Unigram tagger
m5w/apertium's apertium-tagger
supports all A set of open-source tools for Turkish natural language processing's unigram models.
Contents
Install
First, install all prerequisites. See Installation#If you want to add language data / do more advanced stuff.
Then, replace <directory>
with the directory you'd like to clone m5w/apertium into and clone the repository.
git clone https://github.com/m5w/apertium.git <directory>
Then, see Minimal installation from SVN#Set up environment. Finally, configure, build, and install m5w/apertium. See Minimal installation from SVN#Configure, build, and install.
Usage
See apertium-tagger -h
.
Train a Model on a Hand-Tagged Corpus
First, get a hand-tagged corpus as one would for all other models.
$ cat handtagged.txt ^a/a<a>$ ^a/a<b>$ ^a/a<b>$ ^aa/a<a>+a<a>$ ^aa/a<a>+a<b>$ ^aa/a<a>+a<b>$ ^aa/a<b>+a<a>$ ^aa/a<b>+a<a>$ ^aa/a<b>+a<a>$ ^aa/a<b>+a<b>$ ^aa/a<b>+a<b>$ ^aa/a<b>+a<b>$ ^aa/a<b>+a<b>$
Example 1: a Hand-Tagged Corpus for apertium-tagger
Then, replace MODEL
with the unigram model from "A set of open-source tools for Turkish natural language processing" you'd like to use, replace SERIALISED_BASIC_TAGGER
with the filename you'd like to write the model to, and train the tagger.

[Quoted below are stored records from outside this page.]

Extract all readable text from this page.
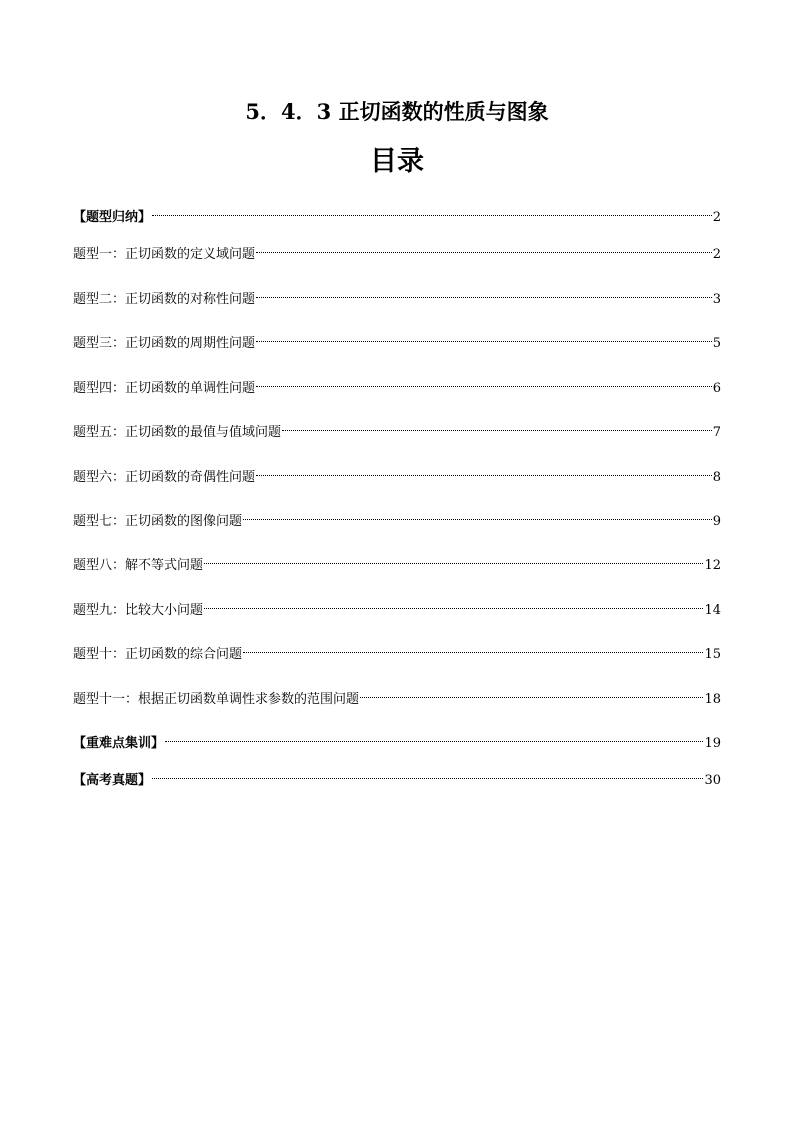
5．4．3 正切函数的性质与图象
目录
【题型归纳】	2
题型一：正切函数的定义域问题	2
题型二：正切函数的对称性问题	3
题型三：正切函数的周期性问题	5
题型四：正切函数的单调性问题	6
题型五：正切函数的最值与值域问题	7
题型六：正切函数的奇偶性问题	8
题型七：正切函数的图像问题	9
题型八：解不等式问题	12
题型九：比较大小问题	14
题型十：正切函数的综合问题	15
题型十一：根据正切函数单调性求参数的范围问题	18
【重难点集训】	19
【高考真题】	30
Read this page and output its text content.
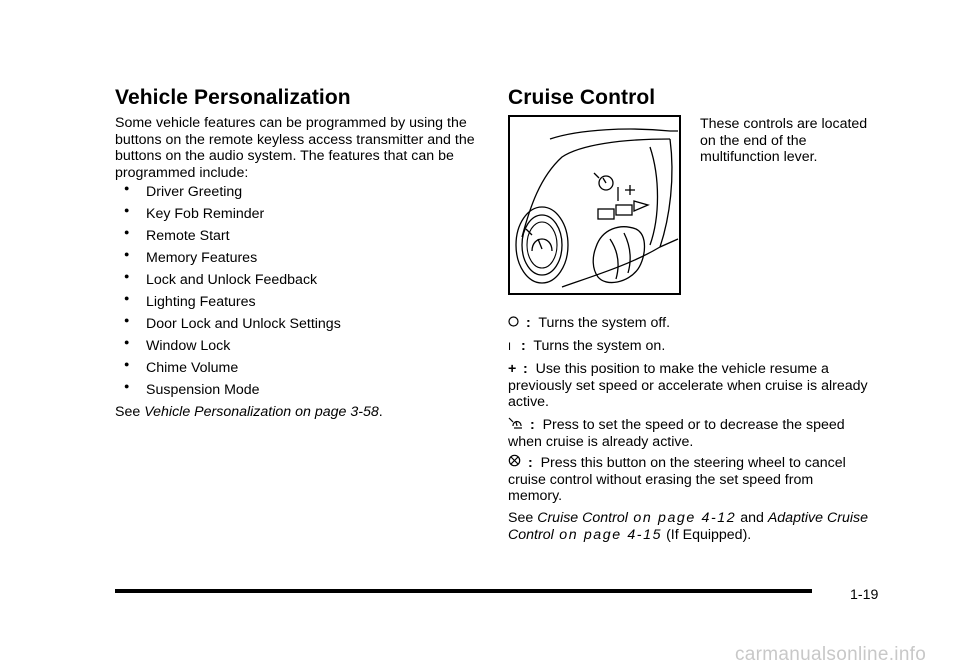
Vehicle Personalization
Some vehicle features can be programmed by using the buttons on the remote keyless access transmitter and the buttons on the audio system. The features that can be programmed include:
● Driver Greeting
● Key Fob Reminder
● Remote Start
● Memory Features
● Lock and Unlock Feedback
● Lighting Features
● Door Lock and Unlock Settings
● Window Lock
● Chime Volume
● Suspension Mode
See Vehicle Personalization on page 3-58.
Cruise Control
These controls are located on the end of the multifunction lever.
: Turns the system off.
I : Turns the system on.
+ : Use this position to make the vehicle resume a previously set speed or accelerate when cruise is already active.
: Press to set the speed or to decrease the speed when cruise is already active.
: Press this button on the steering wheel to cancel cruise control without erasing the set speed from memory.
See Cruise Control on page 4-12 and Adaptive Cruise Control on page 4-15 (If Equipped).
1-19
carmanualsonline.info
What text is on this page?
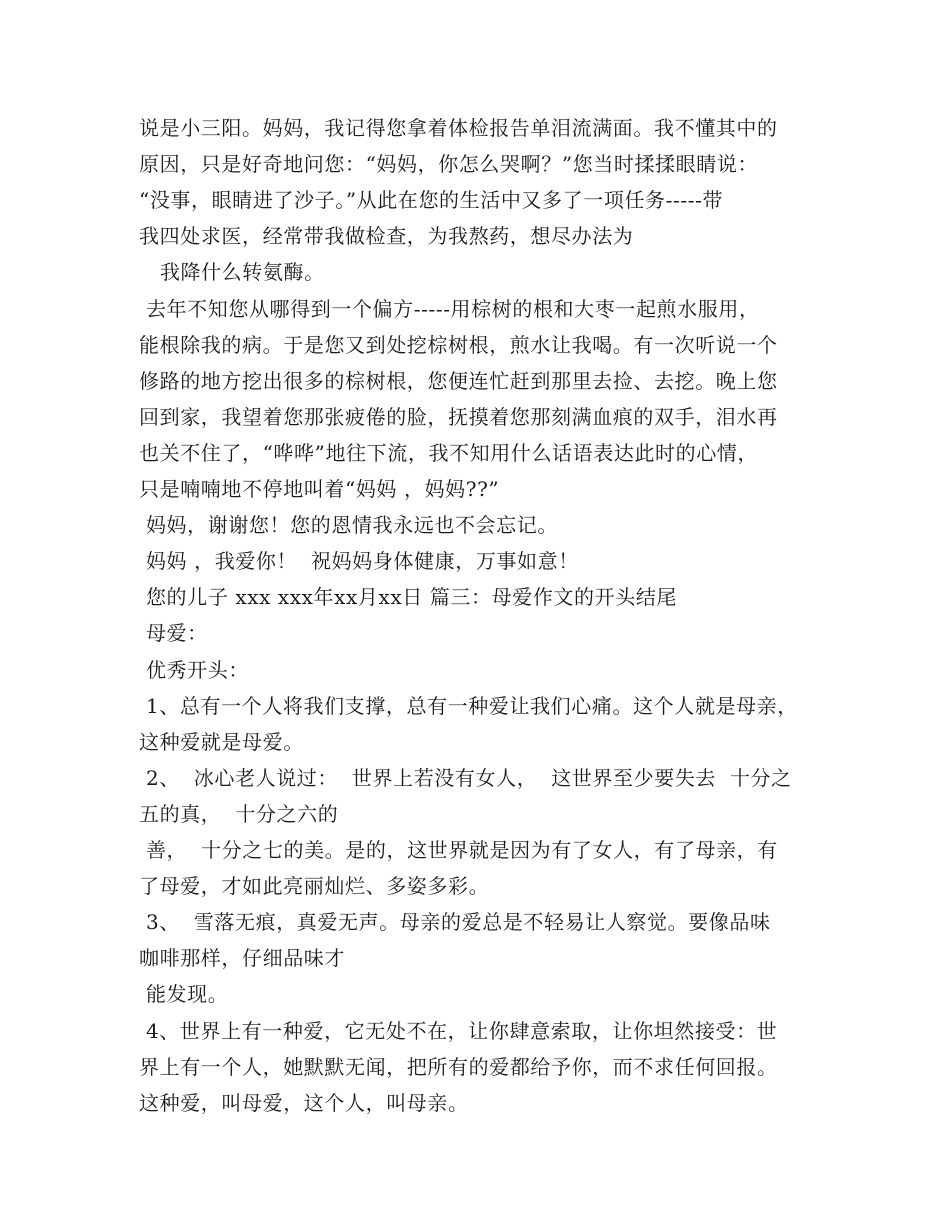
说是小三阳。妈妈，我记得您拿着体检报告单泪流满面。我不懂其中的
原因，只是好奇地问您：“妈妈，你怎么哭啊？”您当时揉揉眼睛说：
“没事，眼睛进了沙子。”从此在您的生活中又多了一项任务-----带
我四处求医，经常带我做检查，为我熬药，想尽办法为
我降什么转氨酶。
去年不知您从哪得到一个偏方-----用棕树的根和大枣一起煎水服用，
能根除我的病。于是您又到处挖棕树根，煎水让我喝。有一次听说一个
修路的地方挖出很多的棕树根，您便连忙赶到那里去捡、去挖。晚上您
回到家，我望着您那张疲倦的脸，抚摸着您那刻满血痕的双手，泪水再
也关不住了，“哗哗”地往下流，我不知用什么话语表达此时的心情，
只是喃喃地不停地叫着“妈妈 ，妈妈??”
妈妈，谢谢您！您的恩情我永远也不会忘记。
妈妈 ，我爱你！  祝妈妈身体健康，万事如意！
您的儿子 xxx xxx年xx月xx日 篇三：母爱作文的开头结尾
母爱：
优秀开头：
1、总有一个人将我们支撑，总有一种爱让我们心痛。这个人就是母亲，
这种爱就是母爱。
2、  冰心老人说过：  世界上若没有女人，  这世界至少要失去  十分之
五的真，  十分之六的
善，  十分之七的美。是的，这世界就是因为有了女人，有了母亲，有
了母爱，才如此亮丽灿烂、多姿多彩。
3、  雪落无痕，真爱无声。母亲的爱总是不轻易让人察觉。要像品味
咖啡那样，仔细品味才
能发现。
4、世界上有一种爱，它无处不在，让你肆意索取，让你坦然接受：世
界上有一个人，她默默无闻，把所有的爱都给予你，而不求任何回报。
这种爱，叫母爱，这个人，叫母亲。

$ apertium-tagger -s 0 -u MODEL SERIALISED_BASIC_TAGGER handtagged.txt
Disambiguate
Either write input to a file or pipe it.
$ cat raw.txt ^a/a<a>/a<b>/a<c>$ ^aa/a<a>+a<a>/a<a>+a<b>/a<b>+a<a>/a<b>+a<b>/a<a>+a<c>/a<c>+a<a>/a<c>+a<c>$
Example 2: Input for apertium-tagger
Replace MODEL
with the unigram model from "A set of open-source tools for Turkish natural language processing" you'd like to use, replace SERIALISED_BASIC_TAGGER
with the file to which you wrote the unigram model, and disambiguate the input.

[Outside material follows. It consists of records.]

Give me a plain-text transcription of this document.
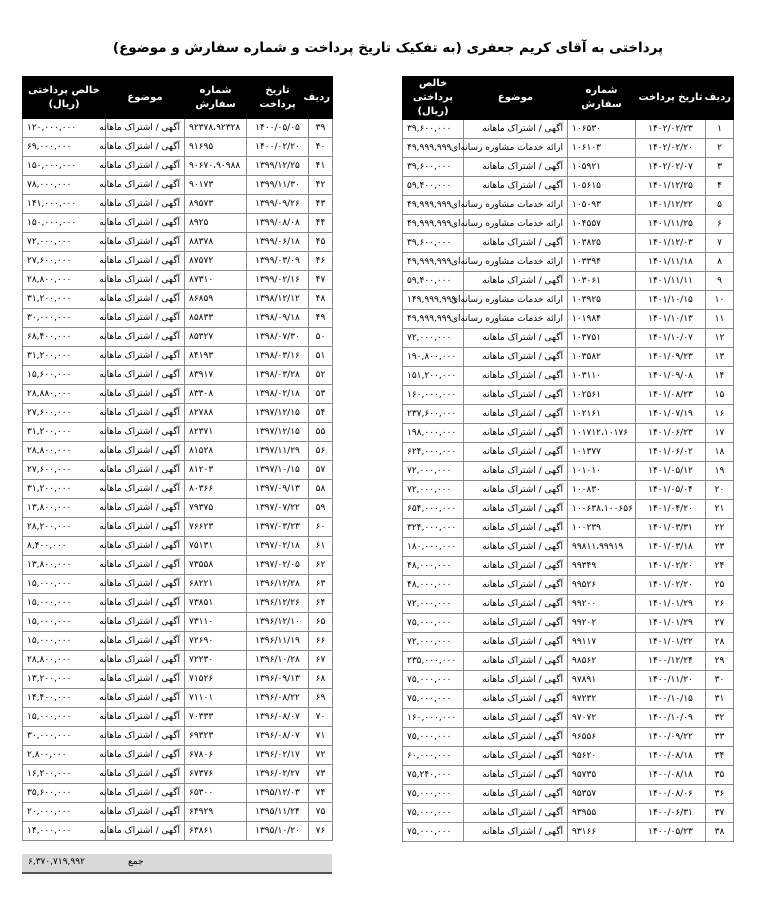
پرداختی به آقای کریم جعفری (به تفکیک تاریخ پرداخت و شماره سفارش و موضوع)
ردیف	تاریخ پرداخت	شماره سفارش	موضوع	خالص پرداختی
(ریال)
۱	۱۴۰۲/۰۲/۲۳	۱۰۶۵۳۰	آگهی / اشتراک ماهانه	۳۹,۶۰۰,۰۰۰
۲	۱۴۰۲/۰۲/۲۰	۱۰۶۱۰۳	ارائه خدمات مشاوره رسانه‌ای	۴۹,۹۹۹,۹۹۹
۳	۱۴۰۲/۰۲/۰۷	۱۰۵۹۲۱	آگهی / اشتراک ماهانه	۳۹,۶۰۰,۰۰۰
۴	۱۴۰۱/۱۲/۲۵	۱۰۵۶۱۵	آگهی / اشتراک ماهانه	۵۹,۴۰۰,۰۰۰
۵	۱۴۰۱/۱۲/۲۲	۱۰۵۰۹۳	ارائه خدمات مشاوره رسانه‌ای	۴۹,۹۹۹,۹۹۹
۶	۱۴۰۱/۱۱/۲۵	۱۰۴۵۵۷	ارائه خدمات مشاوره رسانه‌ای	۴۹,۹۹۹,۹۹۹
۷	۱۴۰۱/۱۲/۰۳	۱۰۳۸۲۵	آگهی / اشتراک ماهانه	۳۹,۶۰۰,۰۰۰
۸	۱۴۰۱/۱۱/۱۸	۱۰۳۳۹۴	ارائه خدمات مشاوره رسانه‌ای	۴۹,۹۹۹,۹۹۹
۹	۱۴۰۱/۱۱/۱۱	۱۰۳۰۶۱	آگهی / اشتراک ماهانه	۵۹,۴۰۰,۰۰۰
۱۰	۱۴۰۱/۱۰/۱۵	۱۰۳۹۲۵	ارائه خدمات مشاوره رسانه‌ای	۱۴۹,۹۹۹,۹۹۹
۱۱	۱۴۰۱/۱۰/۱۳	۱۰۱۹۸۴	ارائه خدمات مشاوره رسانه‌ای	۴۹,۹۹۹,۹۹۹
۱۲	۱۴۰۱/۱۰/۰۷	۱۰۳۷۵۱	آگهی / اشتراک ماهانه	۷۲,۰۰۰,۰۰۰
۱۳	۱۴۰۱/۰۹/۲۳	۱۰۳۵۸۲	آگهی / اشتراک ماهانه	۱۹۰,۸۰۰,۰۰۰
۱۴	۱۴۰۱/۰۹/۰۸	۱۰۳۱۱۰	آگهی / اشتراک ماهانه	۱۵۱,۲۰۰,۰۰۰
۱۵	۱۴۰۱/۰۸/۲۳	۱۰۲۵۶۱	آگهی / اشتراک ماهانه	۱۶۰,۰۰۰,۰۰۰
۱۶	۱۴۰۱/۰۷/۱۹	۱۰۲۱۶۱	آگهی / اشتراک ماهانه	۲۳۷,۶۰۰,۰۰۰
۱۷	۱۴۰۱/۰۶/۲۳	۱۰۱۷۱۲،۱۰۱۷۶	آگهی / اشتراک ماهانه	۱۹۸,۰۰۰,۰۰۰
۱۸	۱۴۰۱/۰۶/۰۲	۱۰۱۳۷۷	آگهی / اشتراک ماهانه	۶۲۴,۰۰۰,۰۰۰
۱۹	۱۴۰۱/۰۵/۱۲	۱۰۱۰۱۰	آگهی / اشتراک ماهانه	۷۲,۰۰۰,۰۰۰
۲۰	۱۴۰۱/۰۵/۰۴	۱۰۰۸۳۰	آگهی / اشتراک ماهانه	۷۲,۰۰۰,۰۰۰
۲۱	۱۴۰۱/۰۴/۲۰	۱۰۰۶۳۸،۱۰۰۶۵۶	آگهی / اشتراک ماهانه	۶۵۴,۰۰۰,۰۰۰
۲۲	۱۴۰۱/۰۳/۳۱	۱۰۰۲۳۹	آگهی / اشتراک ماهانه	۳۲۴,۰۰۰,۰۰۰
۲۳	۱۴۰۱/۰۳/۱۸	۹۹۸۱۱،۹۹۹۱۹	آگهی / اشتراک ماهانه	۱۸۰,۰۰۰,۰۰۰
۲۴	۱۴۰۱/۰۲/۲۰	۹۹۳۴۹	آگهی / اشتراک ماهانه	۴۸,۰۰۰,۰۰۰
۲۵	۱۴۰۱/۰۲/۲۰	۹۹۵۲۶	آگهی / اشتراک ماهانه	۴۸,۰۰۰,۰۰۰
۲۶	۱۴۰۱/۰۱/۲۹	۹۹۲۰۰	آگهی / اشتراک ماهانه	۷۲,۰۰۰,۰۰۰
۲۷	۱۴۰۱/۰۱/۲۹	۹۹۲۰۲	آگهی / اشتراک ماهانه	۷۵,۰۰۰,۰۰۰
۲۸	۱۴۰۱/۰۱/۲۲	۹۹۱۱۷	آگهی / اشتراک ماهانه	۷۲,۰۰۰,۰۰۰
۲۹	۱۴۰۰/۱۲/۲۴	۹۸۵۶۲	آگهی / اشتراک ماهانه	۲۳۵,۰۰۰,۰۰۰
۳۰	۱۴۰۰/۱۱/۲۰	۹۷۸۹۱	آگهی / اشتراک ماهانه	۷۵,۰۰۰,۰۰۰
۳۱	۱۴۰۰/۱۰/۱۵	۹۷۲۳۲	آگهی / اشتراک ماهانه	۷۵,۰۰۰,۰۰۰
۳۲	۱۴۰۰/۱۰/۰۹	۹۷۰۷۲	آگهی / اشتراک ماهانه	۱۶۰,۰۰۰,۰۰۰
۳۳	۱۴۰۰/۰۹/۲۲	۹۶۵۵۶	آگهی / اشتراک ماهانه	۷۵,۰۰۰,۰۰۰
۳۴	۱۴۰۰/۰۸/۱۸	۹۵۶۲۰	آگهی / اشتراک ماهانه	۶۰,۰۰۰,۰۰۰
۳۵	۱۴۰۰/۰۸/۱۸	۹۵۷۳۵	آگهی / اشتراک ماهانه	۷۵,۲۴۰,۰۰۰
۳۶	۱۴۰۰/۰۸/۰۶	۹۵۳۵۷	آگهی / اشتراک ماهانه	۷۵,۰۰۰,۰۰۰
۳۷	۱۴۰۰/۰۶/۳۱	۹۳۹۵۵	آگهی / اشتراک ماهانه	۷۵,۰۰۰,۰۰۰
۳۸	۱۴۰۰/۰۵/۲۳	۹۳۱۶۶	آگهی / اشتراک ماهانه	۷۵,۰۰۰,۰۰۰
ردیف	تاریخ پرداخت	شماره سفارش	موضوع	خالص پرداختی
(ریال)
۳۹	۱۴۰۰/۰۵/۰۵	۹۲۳۷۸،۹۲۳۲۸	آگهی / اشتراک ماهانه	۱۲۰,۰۰۰,۰۰۰
۴۰	۱۴۰۰/۰۲/۲۰	۹۱۶۹۵	آگهی / اشتراک ماهانه	۶۹,۰۰۰,۰۰۰
۴۱	۱۳۹۹/۱۲/۲۵	۹۰۶۷۰،۹۰۹۸۸	آگهی / اشتراک ماهانه	۱۵۰,۰۰۰,۰۰۰
۴۲	۱۳۹۹/۱۱/۳۰	۹۰۱۷۳	آگهی / اشتراک ماهانه	۷۸,۰۰۰,۰۰۰
۴۳	۱۳۹۹/۰۹/۲۶	۸۹۵۷۳	آگهی / اشتراک ماهانه	۱۴۱,۰۰۰,۰۰۰
۴۴	۱۳۹۹/۰۸/۰۸	۸۹۲۵	آگهی / اشتراک ماهانه	۱۵۰,۰۰۰,۰۰۰
۴۵	۱۳۹۹/۰۶/۱۸	۸۸۳۷۸	آگهی / اشتراک ماهانه	۷۲,۰۰۰,۰۰۰
۴۶	۱۳۹۹/۰۳/۰۹	۸۷۵۷۲	آگهی / اشتراک ماهانه	۲۷,۶۰۰,۰۰۰
۴۷	۱۳۹۹/۰۲/۱۶	۸۷۳۱۰	آگهی / اشتراک ماهانه	۲۸,۸۰۰,۰۰۰
۴۸	۱۳۹۸/۱۲/۱۲	۸۶۸۵۹	آگهی / اشتراک ماهانه	۳۱,۲۰۰,۰۰۰
۴۹	۱۳۹۸/۰۹/۱۸	۸۵۸۳۳	آگهی / اشتراک ماهانه	۳۰,۰۰۰,۰۰۰
۵۰	۱۳۹۸/۰۷/۳۰	۸۵۳۲۷	آگهی / اشتراک ماهانه	۶۸,۴۰۰,۰۰۰
۵۱	۱۳۹۸/۰۳/۱۶	۸۴۱۹۳	آگهی / اشتراک ماهانه	۳۱,۲۰۰,۰۰۰
۵۲	۱۳۹۸/۰۳/۲۸	۸۳۹۱۷	آگهی / اشتراک ماهانه	۱۵,۶۰۰,۰۰۰
۵۳	۱۳۹۸/۰۲/۱۸	۸۳۳۰۸	آگهی / اشتراک ماهانه	۲۸,۸۸۰,۰۰۰
۵۴	۱۳۹۷/۱۲/۱۵	۸۲۷۸۸	آگهی / اشتراک ماهانه	۲۷,۶۰۰,۰۰۰
۵۵	۱۳۹۷/۱۲/۱۵	۸۲۳۷۱	آگهی / اشتراک ماهانه	۳۱,۲۰۰,۰۰۰
۵۶	۱۳۹۷/۱۱/۲۹	۸۱۵۲۸	آگهی / اشتراک ماهانه	۲۸,۸۰۰,۰۰۰
۵۷	۱۳۹۷/۱۰/۱۵	۸۱۲۰۳	آگهی / اشتراک ماهانه	۲۷,۶۰۰,۰۰۰
۵۸	۱۳۹۷/۰۹/۱۳	۸۰۳۶۶	آگهی / اشتراک ماهانه	۳۱,۲۰۰,۰۰۰
۵۹	۱۳۹۷/۰۷/۲۲	۷۹۳۷۵	آگهی / اشتراک ماهانه	۱۳,۸۰۰,۰۰۰
۶۰	۱۳۹۷/۰۳/۲۳	۷۶۶۲۳	آگهی / اشتراک ماهانه	۲۸,۲۰۰,۰۰۰
۶۱	۱۳۹۷/۰۲/۱۸	۷۵۱۳۱	آگهی / اشتراک ماهانه	۸,۴۰۰,۰۰۰
۶۲	۱۳۹۷/۰۲/۰۵	۷۳۵۵۸	آگهی / اشتراک ماهانه	۱۳,۸۰۰,۰۰۰
۶۳	۱۳۹۶/۱۲/۲۸	۶۸۲۲۱	آگهی / اشتراک ماهانه	۱۵,۰۰۰,۰۰۰
۶۴	۱۳۹۶/۱۲/۲۶	۷۳۸۵۱	آگهی / اشتراک ماهانه	۱۵,۰۰۰,۰۰۰
۶۵	۱۳۹۶/۱۲/۱۰	۷۳۱۱۰	آگهی / اشتراک ماهانه	۱۵,۰۰۰,۰۰۰
۶۶	۱۳۹۶/۱۱/۱۹	۷۲۶۹۰	آگهی / اشتراک ماهانه	۱۵,۰۰۰,۰۰۰
۶۷	۱۳۹۶/۱۰/۲۸	۷۲۲۳۰	آگهی / اشتراک ماهانه	۲۸,۸۰۰,۰۰۰
۶۸	۱۳۹۶/۰۹/۱۳	۷۱۵۲۶	آگهی / اشتراک ماهانه	۱۳,۲۰۰,۰۰۰
۶۹	۱۳۹۶/۰۸/۲۲	۷۱۱۰۱	آگهی / اشتراک ماهانه	۱۴,۴۰۰,۰۰۰
۷۰	۱۳۹۶/۰۸/۰۷	۷۰۳۳۳	آگهی / اشتراک ماهانه	۱۵,۰۰۰,۰۰۰
۷۱	۱۳۹۶/۰۸/۰۷	۶۹۳۲۳	آگهی / اشتراک ماهانه	۳۰,۰۰۰,۰۰۰
۷۲	۱۳۹۶/۰۲/۱۷	۶۷۸۰۶	آگهی / اشتراک ماهانه	۲,۸۰۰,۰۰۰
۷۳	۱۳۹۶/۰۲/۲۷	۶۷۳۷۶	آگهی / اشتراک ماهانه	۱۶,۲۰۰,۰۰۰
۷۴	۱۳۹۵/۱۲/۰۳	۶۵۳۰۰	آگهی / اشتراک ماهانه	۳۵,۶۰۰,۰۰۰
۷۵	۱۳۹۵/۱۱/۲۴	۶۴۹۲۹	آگهی / اشتراک ماهانه	۲۰,۰۰۰,۰۰۰
۷۶	۱۳۹۵/۱۰/۲۰	۶۳۸۶۱	آگهی / اشتراک ماهانه	۱۴,۰۰۰,۰۰۰
جمع
۶,۳۷۰,۷۱۹,۹۹۲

$ apertium-tagger -gu MODEL SERIALISED_BASIC_TAGGER raw.txt ^a/a<b>$ ^aa/a<b>+a<b>$ $ echo '^a/a<a>/a<b>/a<c>$ ^aa/a<a>+a<a>/a<a>+a<b>/a<b>+a<a>/a<b>+a<b>/a<a>+a<c>/a<c>+a<a>/a<c>+a<c>$' | \ apertium-tagger -gu MODEL SERIALISED_BASIC_TAGGER ^a/a<b>$ ^aa/a<b>+a<b>$
Unigram Models
This code's apertium-tagger
implements the three unigram models in A set of open-source tools for Turkish natural language processing. See section 5.3.
Model 1
See section 5.3.1. This model scores each analysis string in proportion to its frequency with add-one smoothing. Consider the following corpus.
^a/a<a>$ ^a/a<b>$ ^a/a<b>$
Passed the lexical unit ^a/a<a>/a<b>/a<c>$
, the tagger assigns the analysis string a<a>
a score of
f + 1 = (1) + 1 = 2
and a<b>
a score of (2) + 1 = 3
. The unknown analysis string a<c>
is assigned a score of 1
.
If reconfigured with --enable-debug
, the tagger prints such calculations to stderr.
score("a<a>") == 2 == 2.000000000000000000 score("a<b>") == 3 == 3.000000000000000000 score("a<c>") == 1 == 1.000000000000000000 ^a<b>$